Regular readers of the Amateur Investor will know that I have purchased quite a few blocks of Game Group (GMG) shares.
The computer games retailer has been having a torrid time, mainly due to the gamers switching to online retailers for their computer games fix.
Game Group shares were suspended on 21st March 2012, and it was only a matter of time before the Administrators were brought in.
Well is has been announced today that, indeed, the Administrators have been called in.
On High Streets around the country, Game shops have already been closed, in what is probably the biggest retail failure since Woolworths collapsed in 2008.
The following statement has been released:
“Further to our announcements of 21 March, the Board of GAME has completed its discussions with lenders and third parties without resolution, and has therefore today appointed PWC LLP to act as administrators for the Group. This decision is taken after careful consideration and ceaseless interrogation of every possible alternative. The Board would like to thank the teams of GAME and Gamestation colleagues around the world for their exemplary dedication, passion and professionalism.”
From a personal point of view, it’s sad to see another shop chain close, at least for the time being. Perhaps the shops that are still trading might be taken over and a phoenix will rise from the ashes, but I cannot see the switch to online purchasing of games being reversed.

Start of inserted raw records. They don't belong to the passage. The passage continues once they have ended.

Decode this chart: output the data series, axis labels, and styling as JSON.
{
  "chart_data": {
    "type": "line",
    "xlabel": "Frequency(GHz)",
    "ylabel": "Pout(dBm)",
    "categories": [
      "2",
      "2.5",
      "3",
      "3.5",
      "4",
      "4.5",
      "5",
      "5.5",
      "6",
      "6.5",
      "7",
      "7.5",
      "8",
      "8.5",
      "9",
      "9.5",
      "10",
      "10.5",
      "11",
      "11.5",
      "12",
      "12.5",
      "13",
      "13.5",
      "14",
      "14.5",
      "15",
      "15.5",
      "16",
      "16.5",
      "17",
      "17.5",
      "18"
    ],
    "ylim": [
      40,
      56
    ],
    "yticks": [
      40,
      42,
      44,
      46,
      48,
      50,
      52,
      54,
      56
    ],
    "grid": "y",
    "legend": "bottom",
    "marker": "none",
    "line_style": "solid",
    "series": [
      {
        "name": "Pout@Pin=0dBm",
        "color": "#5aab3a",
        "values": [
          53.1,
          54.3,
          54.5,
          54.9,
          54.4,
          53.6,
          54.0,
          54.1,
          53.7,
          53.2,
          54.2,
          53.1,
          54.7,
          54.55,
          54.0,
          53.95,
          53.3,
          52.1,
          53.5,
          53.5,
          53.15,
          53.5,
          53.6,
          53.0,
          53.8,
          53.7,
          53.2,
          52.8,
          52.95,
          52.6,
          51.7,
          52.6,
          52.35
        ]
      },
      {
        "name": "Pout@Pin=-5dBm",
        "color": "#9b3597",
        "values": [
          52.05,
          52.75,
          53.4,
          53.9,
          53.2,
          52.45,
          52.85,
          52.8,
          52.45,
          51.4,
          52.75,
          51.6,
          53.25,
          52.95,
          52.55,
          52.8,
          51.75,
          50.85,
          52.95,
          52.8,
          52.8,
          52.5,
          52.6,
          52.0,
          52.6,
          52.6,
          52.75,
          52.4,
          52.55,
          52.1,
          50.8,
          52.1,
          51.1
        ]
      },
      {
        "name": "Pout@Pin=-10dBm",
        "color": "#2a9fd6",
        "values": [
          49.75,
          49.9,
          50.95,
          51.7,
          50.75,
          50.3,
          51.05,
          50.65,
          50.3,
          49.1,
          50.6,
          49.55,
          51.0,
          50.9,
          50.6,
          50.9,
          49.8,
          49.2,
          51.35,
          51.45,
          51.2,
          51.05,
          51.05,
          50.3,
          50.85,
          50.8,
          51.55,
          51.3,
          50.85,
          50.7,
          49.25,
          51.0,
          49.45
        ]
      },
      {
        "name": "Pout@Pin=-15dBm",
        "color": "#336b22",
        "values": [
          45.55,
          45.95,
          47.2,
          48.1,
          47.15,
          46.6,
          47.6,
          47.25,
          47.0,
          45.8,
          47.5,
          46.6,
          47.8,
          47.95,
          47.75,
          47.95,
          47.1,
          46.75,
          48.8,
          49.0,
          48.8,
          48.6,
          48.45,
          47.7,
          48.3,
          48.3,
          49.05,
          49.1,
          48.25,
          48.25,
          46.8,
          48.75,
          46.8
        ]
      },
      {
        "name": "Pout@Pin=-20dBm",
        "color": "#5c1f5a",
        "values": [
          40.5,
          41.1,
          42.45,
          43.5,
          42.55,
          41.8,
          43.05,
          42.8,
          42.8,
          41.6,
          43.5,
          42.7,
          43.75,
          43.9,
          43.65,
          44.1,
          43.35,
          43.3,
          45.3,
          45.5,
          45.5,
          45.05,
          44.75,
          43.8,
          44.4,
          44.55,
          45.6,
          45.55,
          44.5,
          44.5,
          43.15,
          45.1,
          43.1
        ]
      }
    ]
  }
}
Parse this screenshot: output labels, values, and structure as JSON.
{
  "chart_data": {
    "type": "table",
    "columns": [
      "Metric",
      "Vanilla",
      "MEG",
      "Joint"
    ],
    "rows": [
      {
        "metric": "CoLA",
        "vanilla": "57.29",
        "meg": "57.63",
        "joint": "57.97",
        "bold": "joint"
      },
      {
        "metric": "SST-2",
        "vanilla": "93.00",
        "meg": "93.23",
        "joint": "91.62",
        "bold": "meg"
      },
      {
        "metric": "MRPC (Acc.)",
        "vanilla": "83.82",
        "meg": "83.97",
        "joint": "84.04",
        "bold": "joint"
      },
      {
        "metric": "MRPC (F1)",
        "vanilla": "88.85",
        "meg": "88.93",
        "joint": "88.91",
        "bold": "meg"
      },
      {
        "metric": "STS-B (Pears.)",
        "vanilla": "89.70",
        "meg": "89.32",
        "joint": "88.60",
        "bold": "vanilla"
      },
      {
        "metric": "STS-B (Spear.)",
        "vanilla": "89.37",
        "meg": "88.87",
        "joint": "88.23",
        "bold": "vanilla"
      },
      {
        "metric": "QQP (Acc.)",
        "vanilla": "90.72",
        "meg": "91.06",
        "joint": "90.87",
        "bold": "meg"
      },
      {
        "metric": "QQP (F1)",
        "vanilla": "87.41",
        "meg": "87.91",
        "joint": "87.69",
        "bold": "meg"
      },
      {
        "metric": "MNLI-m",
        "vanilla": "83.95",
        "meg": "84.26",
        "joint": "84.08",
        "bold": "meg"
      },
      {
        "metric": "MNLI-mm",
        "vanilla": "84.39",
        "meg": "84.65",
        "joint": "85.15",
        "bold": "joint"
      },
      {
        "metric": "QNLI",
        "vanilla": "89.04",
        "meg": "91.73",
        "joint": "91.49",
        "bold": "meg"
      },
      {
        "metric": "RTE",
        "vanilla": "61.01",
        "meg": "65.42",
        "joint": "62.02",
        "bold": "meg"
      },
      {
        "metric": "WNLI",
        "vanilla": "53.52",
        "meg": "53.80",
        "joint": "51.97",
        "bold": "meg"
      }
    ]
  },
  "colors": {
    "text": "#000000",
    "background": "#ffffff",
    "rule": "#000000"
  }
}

So it looks like my Game Group shares are now worthless. I picked up a dividend of 1.88p per share at the end of 2011 and I hoped that the shares would recover to give me some nice capital growth too. But the shares have been on the slide for a very long time (in April 2010 Game Group shares briefly broke through the 100p barrier. Shares were suspended at 2.39p).
The old saying “don’t try to catch a falling knife” was invented for scenarios just like this!